Volg ons op facebook
Vierentwintigste zondag door het jaar A
Zeventig maal zeven maal
Navertelling Matteüs 18,21-35
De evangelielezing van vandaag is Matteüs 18,21-35. Voor de jongste kinderen kan de navertelling gebruikt worden, voor wat oudere kinderen is de vertaling uit bijvoorbeeld het Evangelieboek voor kinderen of de Bijbel in Gewone Taal ook heel goed te begrijpen.
Zeventig keer zeven
Jezus zat met zijn leerlingen bij elkaar. Petrus vroeg aan Jezus: “Als iemand mij wat aandoet, dan moet ik hem vergeven. Maar hoe vaak moet ik dat dan doen? Wel zeven keer?”
“Nee,” zei Jezus, “je moet iemand niet zeven keer vergeven, maar wel zeventig maal zeven keer. Zo is het in het Rijk van de Hemel, in Gods Nieuwe Wereld. Luister maar naar dit verhaal:
‘Een koning wilde zijn geld terug vragen aan zijn bedienden.

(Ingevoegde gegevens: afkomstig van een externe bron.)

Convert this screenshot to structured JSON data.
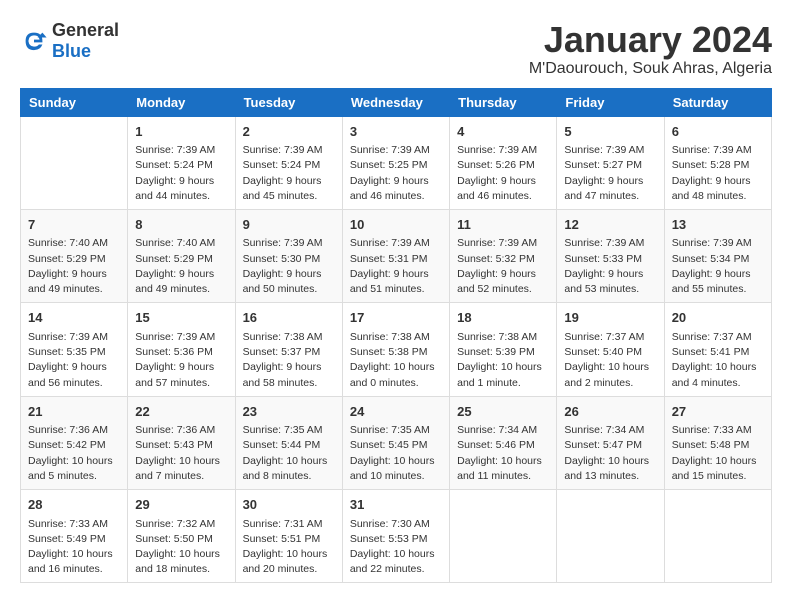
{
  "logo": {
    "text_general": "General",
    "text_blue": "Blue"
  },
  "title": "January 2024",
  "location": "M'Daourouch, Souk Ahras, Algeria",
  "weekdays": [
    "Sunday",
    "Monday",
    "Tuesday",
    "Wednesday",
    "Thursday",
    "Friday",
    "Saturday"
  ],
  "weeks": [
    [
      {
        "day": "",
        "sunrise": "",
        "sunset": "",
        "daylight": ""
      },
      {
        "day": "1",
        "sunrise": "Sunrise: 7:39 AM",
        "sunset": "Sunset: 5:24 PM",
        "daylight": "Daylight: 9 hours and 44 minutes."
      },
      {
        "day": "2",
        "sunrise": "Sunrise: 7:39 AM",
        "sunset": "Sunset: 5:24 PM",
        "daylight": "Daylight: 9 hours and 45 minutes."
      },
      {
        "day": "3",
        "sunrise": "Sunrise: 7:39 AM",
        "sunset": "Sunset: 5:25 PM",
        "daylight": "Daylight: 9 hours and 46 minutes."
      },
      {
        "day": "4",
        "sunrise": "Sunrise: 7:39 AM",
        "sunset": "Sunset: 5:26 PM",
        "daylight": "Daylight: 9 hours and 46 minutes."
      },
      {
        "day": "5",
        "sunrise": "Sunrise: 7:39 AM",
        "sunset": "Sunset: 5:27 PM",
        "daylight": "Daylight: 9 hours and 47 minutes."
      },
      {
        "day": "6",
        "sunrise": "Sunrise: 7:39 AM",
        "sunset": "Sunset: 5:28 PM",
        "daylight": "Daylight: 9 hours and 48 minutes."
      }
    ],
    [
      {
        "day": "7",
        "sunrise": "Sunrise: 7:40 AM",
        "sunset": "Sunset: 5:29 PM",
        "daylight": "Daylight: 9 hours and 49 minutes."
      },
      {
        "day": "8",
        "sunrise": "Sunrise: 7:40 AM",
        "sunset": "Sunset: 5:29 PM",
        "daylight": "Daylight: 9 hours and 49 minutes."
      },
      {
        "day": "9",
        "sunrise": "Sunrise: 7:39 AM",
        "sunset": "Sunset: 5:30 PM",
        "daylight": "Daylight: 9 hours and 50 minutes."
      },
      {
        "day": "10",
        "sunrise": "Sunrise: 7:39 AM",
        "sunset": "Sunset: 5:31 PM",
        "daylight": "Daylight: 9 hours and 51 minutes."
      },
      {
        "day": "11",
        "sunrise": "Sunrise: 7:39 AM",
        "sunset": "Sunset: 5:32 PM",
        "daylight": "Daylight: 9 hours and 52 minutes."
      },
      {
        "day": "12",
        "sunrise": "Sunrise: 7:39 AM",
        "sunset": "Sunset: 5:33 PM",
        "daylight": "Daylight: 9 hours and 53 minutes."
      },
      {
        "day": "13",
        "sunrise": "Sunrise: 7:39 AM",
        "sunset": "Sunset: 5:34 PM",
        "daylight": "Daylight: 9 hours and 55 minutes."
      }
    ],
    [
      {
        "day": "14",
        "sunrise": "Sunrise: 7:39 AM",
        "sunset": "Sunset: 5:35 PM",
        "daylight": "Daylight: 9 hours and 56 minutes."
      },
      {
        "day": "15",
        "sunrise": "Sunrise: 7:39 AM",
        "sunset": "Sunset: 5:36 PM",
        "daylight": "Daylight: 9 hours and 57 minutes."
      },
      {
        "day": "16",
        "sunrise": "Sunrise: 7:38 AM",
        "sunset": "Sunset: 5:37 PM",
        "daylight": "Daylight: 9 hours and 58 minutes."
      },
      {
        "day": "17",
        "sunrise": "Sunrise: 7:38 AM",
        "sunset": "Sunset: 5:38 PM",
        "daylight": "Daylight: 10 hours and 0 minutes."
      },
      {
        "day": "18",
        "sunrise": "Sunrise: 7:38 AM",
        "sunset": "Sunset: 5:39 PM",
        "daylight": "Daylight: 10 hours and 1 minute."
      },
      {
        "day": "19",
        "sunrise": "Sunrise: 7:37 AM",
        "sunset": "Sunset: 5:40 PM",
        "daylight": "Daylight: 10 hours and 2 minutes."
      },
      {
        "day": "20",
        "sunrise": "Sunrise: 7:37 AM",
        "sunset": "Sunset: 5:41 PM",
        "daylight": "Daylight: 10 hours and 4 minutes."
      }
    ],
    [
      {
        "day": "21",
        "sunrise": "Sunrise: 7:36 AM",
        "sunset": "Sunset: 5:42 PM",
        "daylight": "Daylight: 10 hours and 5 minutes."
      },
      {
        "day": "22",
        "sunrise": "Sunrise: 7:36 AM",
        "sunset": "Sunset: 5:43 PM",
        "daylight": "Daylight: 10 hours and 7 minutes."
      },
      {
        "day": "23",
        "sunrise": "Sunrise: 7:35 AM",
        "sunset": "Sunset: 5:44 PM",
        "daylight": "Daylight: 10 hours and 8 minutes."
      },
      {
        "day": "24",
        "sunrise": "Sunrise: 7:35 AM",
        "sunset": "Sunset: 5:45 PM",
        "daylight": "Daylight: 10 hours and 10 minutes."
      },
      {
        "day": "25",
        "sunrise": "Sunrise: 7:34 AM",
        "sunset": "Sunset: 5:46 PM",
        "daylight": "Daylight: 10 hours and 11 minutes."
      },
      {
        "day": "26",
        "sunrise": "Sunrise: 7:34 AM",
        "sunset": "Sunset: 5:47 PM",
        "daylight": "Daylight: 10 hours and 13 minutes."
      },
      {
        "day": "27",
        "sunrise": "Sunrise: 7:33 AM",
        "sunset": "Sunset: 5:48 PM",
        "daylight": "Daylight: 10 hours and 15 minutes."
      }
    ],
    [
      {
        "day": "28",
        "sunrise": "Sunrise: 7:33 AM",
        "sunset": "Sunset: 5:49 PM",
        "daylight": "Daylight: 10 hours and 16 minutes."
      },
      {
        "day": "29",
        "sunrise": "Sunrise: 7:32 AM",
        "sunset": "Sunset: 5:50 PM",
        "daylight": "Daylight: 10 hours and 18 minutes."
      },
      {
        "day": "30",
        "sunrise": "Sunrise: 7:31 AM",
        "sunset": "Sunset: 5:51 PM",
        "daylight": "Daylight: 10 hours and 20 minutes."
      },
      {
        "day": "31",
        "sunrise": "Sunrise: 7:30 AM",
        "sunset": "Sunset: 5:53 PM",
        "daylight": "Daylight: 10 hours and 22 minutes."
      },
      {
        "day": "",
        "sunrise": "",
        "sunset": "",
        "daylight": ""
      },
      {
        "day": "",
        "sunrise": "",
        "sunset": "",
        "daylight": ""
      },
      {
        "day": "",
        "sunrise": "",
        "sunset": "",
        "daylight": ""
      }
    ]
  ]
}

Die hadden allemaal schulden bij hem. Eén voor één liet de koning de bedienden halen. Er werd iemand bij hem gebracht die hem tienduizend munten schuldig was. Deze man kon hem niets terug betalen. Daarom gaf de koning de opdracht om de man, zijn vrouw, zijn kinderen en alles wat de man bezat te verkopen om de schuld af te betalen. Maar de bediende viel op de grond en smeekte: “Koning, heb geduld met mij, ik zal echt álles terugbetalen.” De koning kreeg medelijden met de man. Hij zei: “Goed, ik laat je gaan, je hoeft het geld niet terug te betalen.”

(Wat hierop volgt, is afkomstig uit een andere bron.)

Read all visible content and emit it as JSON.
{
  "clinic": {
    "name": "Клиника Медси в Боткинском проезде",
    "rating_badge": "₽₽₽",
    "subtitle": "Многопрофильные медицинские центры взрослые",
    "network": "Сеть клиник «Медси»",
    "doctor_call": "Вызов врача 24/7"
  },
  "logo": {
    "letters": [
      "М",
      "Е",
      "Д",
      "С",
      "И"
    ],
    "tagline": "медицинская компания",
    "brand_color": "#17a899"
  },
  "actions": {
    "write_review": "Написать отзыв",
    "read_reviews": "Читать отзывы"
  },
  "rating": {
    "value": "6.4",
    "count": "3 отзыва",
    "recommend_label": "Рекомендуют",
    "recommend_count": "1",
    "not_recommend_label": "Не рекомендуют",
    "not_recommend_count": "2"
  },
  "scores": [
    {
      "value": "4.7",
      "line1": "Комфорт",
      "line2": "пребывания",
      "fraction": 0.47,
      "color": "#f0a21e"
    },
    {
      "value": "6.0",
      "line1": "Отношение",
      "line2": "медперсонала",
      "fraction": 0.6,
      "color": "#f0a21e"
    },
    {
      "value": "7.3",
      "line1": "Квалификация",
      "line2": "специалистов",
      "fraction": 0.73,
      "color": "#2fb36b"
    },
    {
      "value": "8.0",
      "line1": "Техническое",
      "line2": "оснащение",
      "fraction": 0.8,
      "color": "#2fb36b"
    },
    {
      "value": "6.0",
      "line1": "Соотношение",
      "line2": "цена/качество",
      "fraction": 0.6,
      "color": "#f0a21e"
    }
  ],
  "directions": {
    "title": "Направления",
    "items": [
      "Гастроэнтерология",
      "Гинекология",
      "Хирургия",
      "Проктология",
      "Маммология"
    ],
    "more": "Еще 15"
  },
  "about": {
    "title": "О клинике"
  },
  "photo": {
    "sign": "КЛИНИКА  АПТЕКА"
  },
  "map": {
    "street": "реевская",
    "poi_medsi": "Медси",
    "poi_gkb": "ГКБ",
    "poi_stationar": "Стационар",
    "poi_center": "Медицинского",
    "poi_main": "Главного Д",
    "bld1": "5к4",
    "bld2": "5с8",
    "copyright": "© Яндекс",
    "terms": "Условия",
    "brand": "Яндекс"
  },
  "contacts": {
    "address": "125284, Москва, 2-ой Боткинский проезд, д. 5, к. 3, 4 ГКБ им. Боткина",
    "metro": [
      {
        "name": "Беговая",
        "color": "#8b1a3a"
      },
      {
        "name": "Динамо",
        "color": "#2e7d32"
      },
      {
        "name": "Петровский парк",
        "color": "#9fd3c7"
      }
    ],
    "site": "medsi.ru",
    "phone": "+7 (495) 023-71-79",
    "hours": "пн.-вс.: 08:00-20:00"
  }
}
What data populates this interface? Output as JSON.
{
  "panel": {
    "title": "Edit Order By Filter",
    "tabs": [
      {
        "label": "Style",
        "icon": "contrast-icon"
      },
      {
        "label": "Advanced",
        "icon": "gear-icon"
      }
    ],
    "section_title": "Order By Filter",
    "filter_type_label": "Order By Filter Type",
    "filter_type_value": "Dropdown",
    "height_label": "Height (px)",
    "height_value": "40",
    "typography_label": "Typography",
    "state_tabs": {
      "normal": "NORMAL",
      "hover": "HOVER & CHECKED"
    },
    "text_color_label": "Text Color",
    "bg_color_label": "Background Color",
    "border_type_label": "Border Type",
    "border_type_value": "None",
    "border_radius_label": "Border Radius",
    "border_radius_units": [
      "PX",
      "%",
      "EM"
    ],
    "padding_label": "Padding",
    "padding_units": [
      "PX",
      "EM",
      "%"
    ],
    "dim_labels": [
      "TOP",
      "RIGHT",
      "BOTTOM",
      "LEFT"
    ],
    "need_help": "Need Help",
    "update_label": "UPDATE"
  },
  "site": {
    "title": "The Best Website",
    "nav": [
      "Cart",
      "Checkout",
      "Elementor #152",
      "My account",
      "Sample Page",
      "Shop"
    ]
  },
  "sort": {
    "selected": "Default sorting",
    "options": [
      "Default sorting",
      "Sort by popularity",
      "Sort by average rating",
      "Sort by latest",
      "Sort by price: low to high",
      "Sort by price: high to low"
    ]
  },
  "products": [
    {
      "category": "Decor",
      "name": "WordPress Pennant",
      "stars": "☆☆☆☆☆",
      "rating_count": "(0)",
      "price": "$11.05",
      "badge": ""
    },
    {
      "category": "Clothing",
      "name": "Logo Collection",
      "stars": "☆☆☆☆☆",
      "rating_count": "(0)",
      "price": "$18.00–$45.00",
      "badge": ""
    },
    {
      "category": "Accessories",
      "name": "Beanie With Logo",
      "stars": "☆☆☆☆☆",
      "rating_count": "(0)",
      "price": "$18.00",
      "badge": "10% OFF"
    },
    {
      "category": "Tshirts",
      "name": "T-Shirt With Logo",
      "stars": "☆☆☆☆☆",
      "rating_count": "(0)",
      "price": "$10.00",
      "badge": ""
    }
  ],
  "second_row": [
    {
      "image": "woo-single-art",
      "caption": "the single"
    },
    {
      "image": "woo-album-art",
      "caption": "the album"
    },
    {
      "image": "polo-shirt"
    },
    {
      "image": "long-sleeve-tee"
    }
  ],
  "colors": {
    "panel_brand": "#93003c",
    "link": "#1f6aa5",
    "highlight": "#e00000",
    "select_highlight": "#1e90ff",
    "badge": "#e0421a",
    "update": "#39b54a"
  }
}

Opgelucht ging de bediende naar buiten. Maar toen hij buiten kwam, zag hij een andere bediende die hém honderd munten schuldig was. Hij greep die man vast en eiste al zijn geld, alle honderd munten, meteen terug. De man wierp zich op de grond en smeekte: “Heb geduld met mij; ik zal u echt álles terugbetalen.” Maar de man luisterde niet en liet hem in de gevangenis opsluiten totdat hij zijn schuld zou hebben terugbetaald.
Andere bedienden van de koning zagen wat er gebeurde, en ze schrokken ervan. Ze gingen naar de koning en vertelden hem alles.

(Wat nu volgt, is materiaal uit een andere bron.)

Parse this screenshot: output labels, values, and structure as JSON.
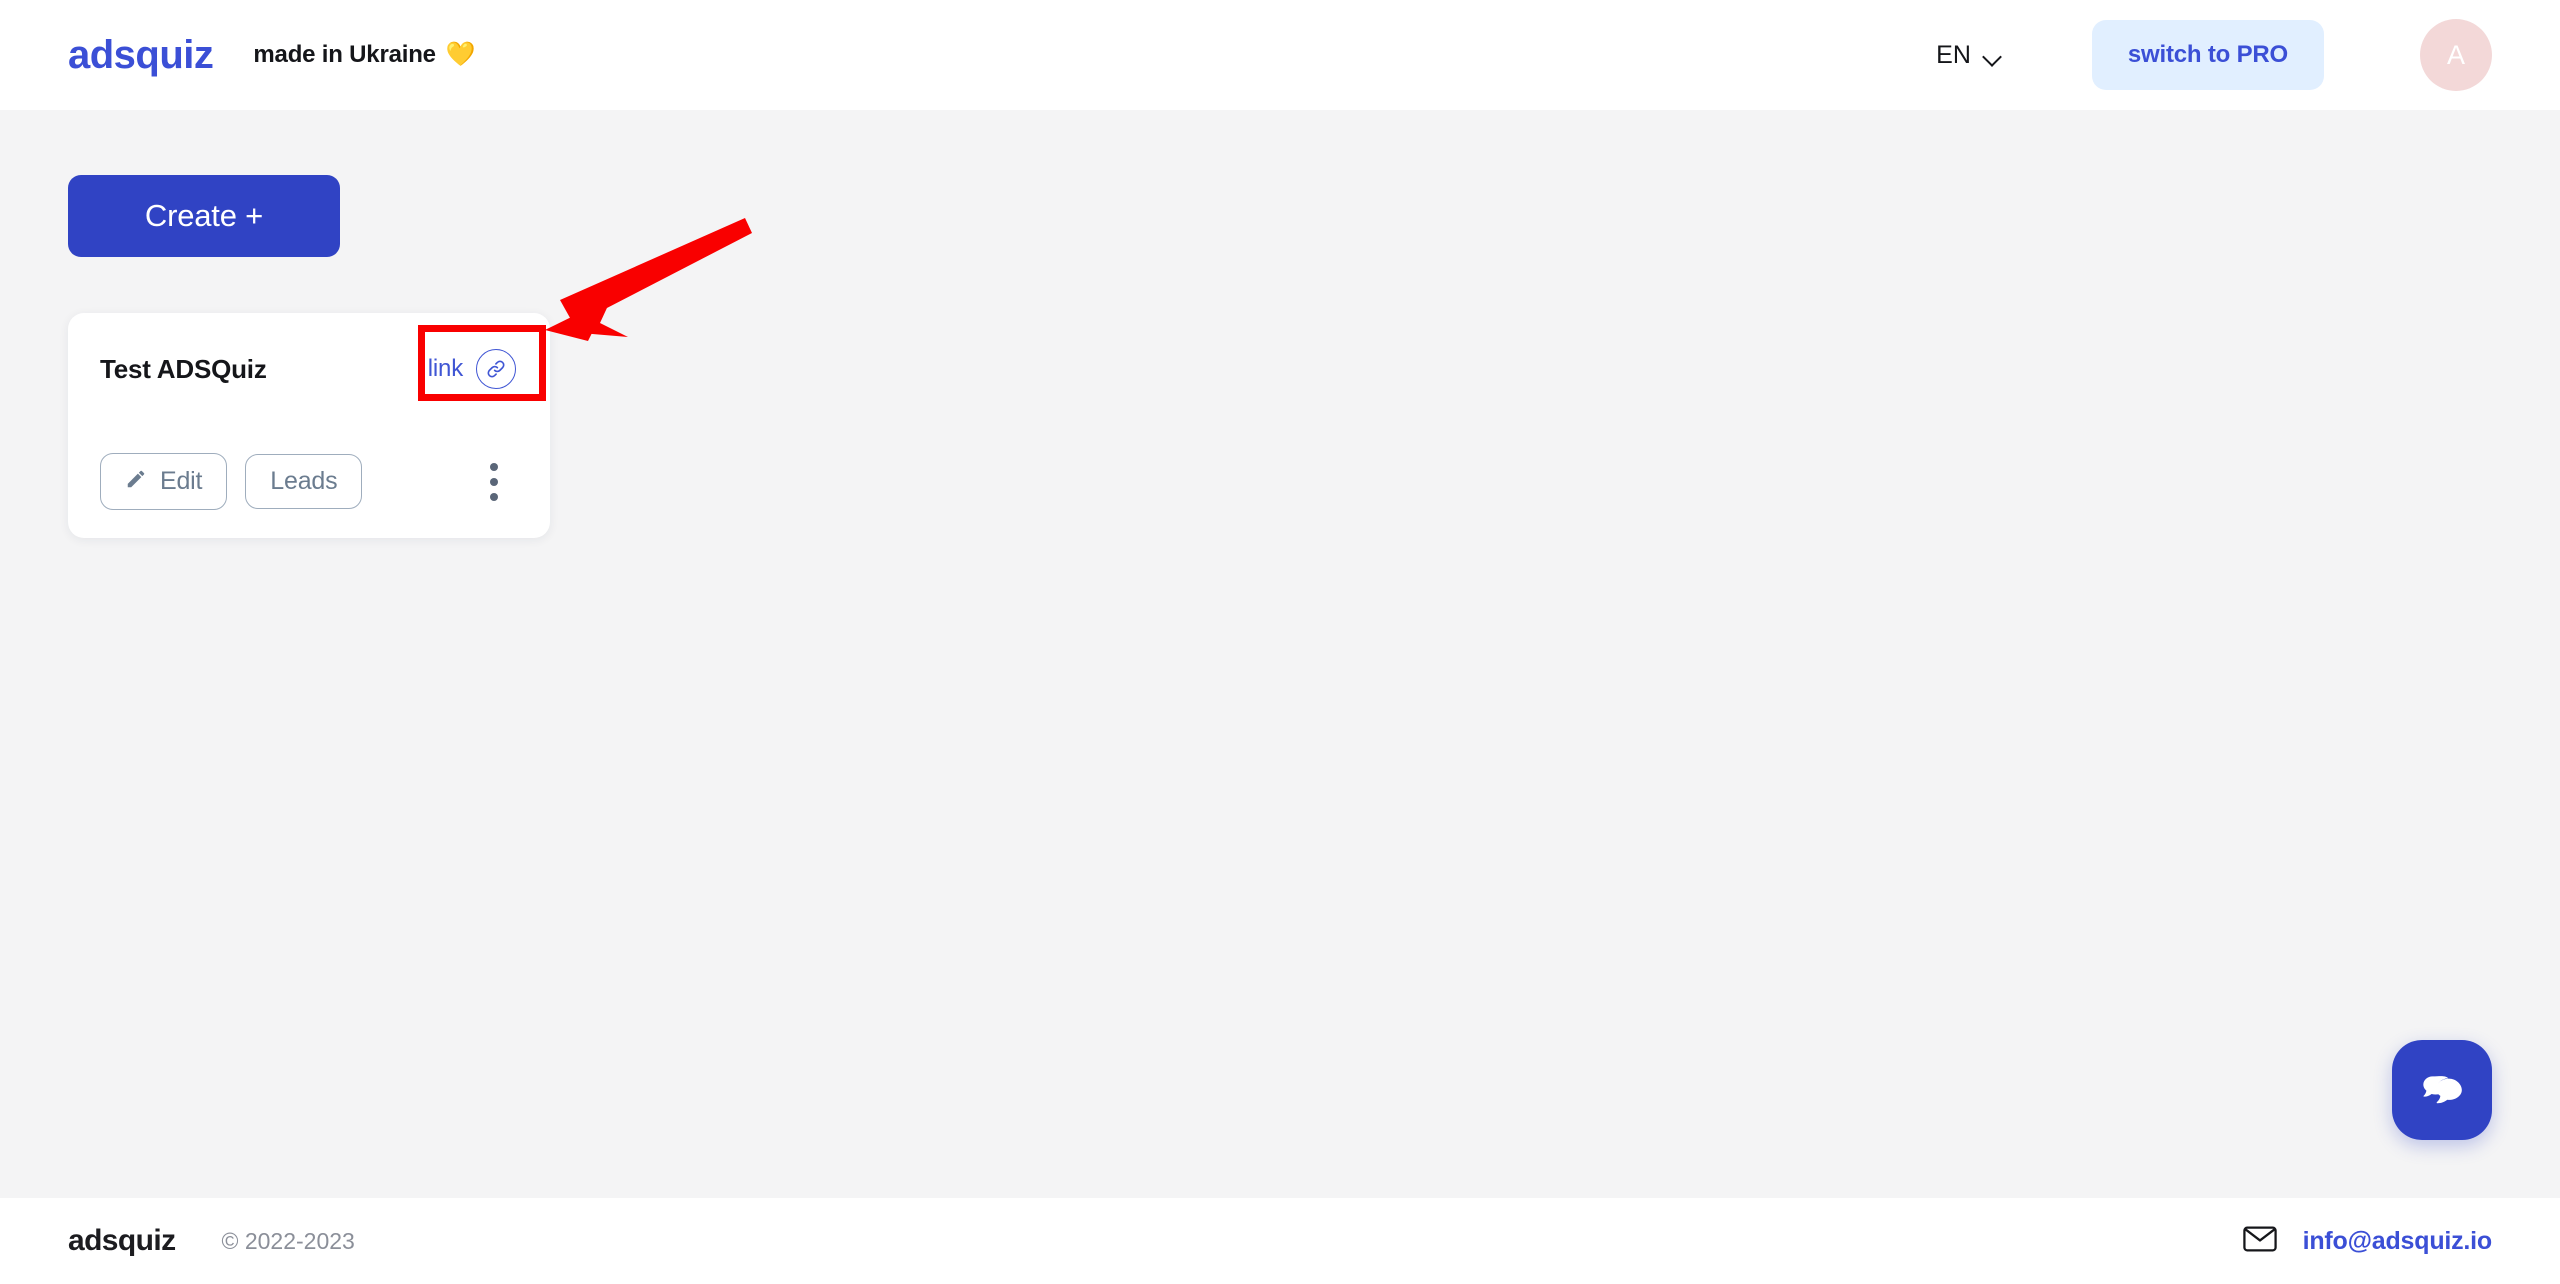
{
  "header": {
    "logo": "adsquiz",
    "tagline": "made in Ukraine",
    "tagline_emoji": "💛",
    "language": {
      "selected": "EN",
      "icon": "chevron-down-icon"
    },
    "pro_button_label": "switch to PRO",
    "avatar": {
      "initial": "A",
      "bg_color": "#f3d8d8"
    },
    "accent_color": "#3b4fd6",
    "pro_bg_color": "#e1efff"
  },
  "main": {
    "create_button_label": "Create +",
    "create_button_color": "#3043c4",
    "quizzes": [
      {
        "title": "Test ADSQuiz",
        "link_label": "link",
        "link_icon": "chain-link-icon",
        "actions": [
          {
            "label": "Edit",
            "icon": "pencil-icon"
          },
          {
            "label": "Leads",
            "icon": ""
          }
        ],
        "menu_icon": "kebab-vertical-icon"
      }
    ]
  },
  "annotation": {
    "highlight_color": "#f90000",
    "target": "link",
    "shape": "rectangle-with-arrow"
  },
  "footer": {
    "logo": "adsquiz",
    "copyright": "© 2022-2023",
    "email": "info@adsquiz.io",
    "email_icon": "envelope-icon"
  },
  "chat_widget": {
    "icon": "chat-bubbles-icon",
    "bg_color": "#3043c4"
  }
}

De koning riep de bediende opnieuw bij zich en zei tegen hem: “Jij bent een slechte bediende! Ik heb jou alles kwijtgescholden. Omdat ik medelijden met jou had hoefde jij mij niets te betalen; jij had toch ook medelijden kunnen hebben met die andere man zoals ik medelijden had met jou? Jij hoefde niets te betalen, dat had je voor hem toch ook kunnen doen?” De koning was heel erg boos. Hij liet de man in de gevangenis gooien, en nu moest hij toch werken tot hij álles had terugbetaald.'
Jezus zei: “Net als deze koning wil God dat je een ander vergeeft, en zo zal Hij ook iedereen behandelen die een ander niet vergeeft.”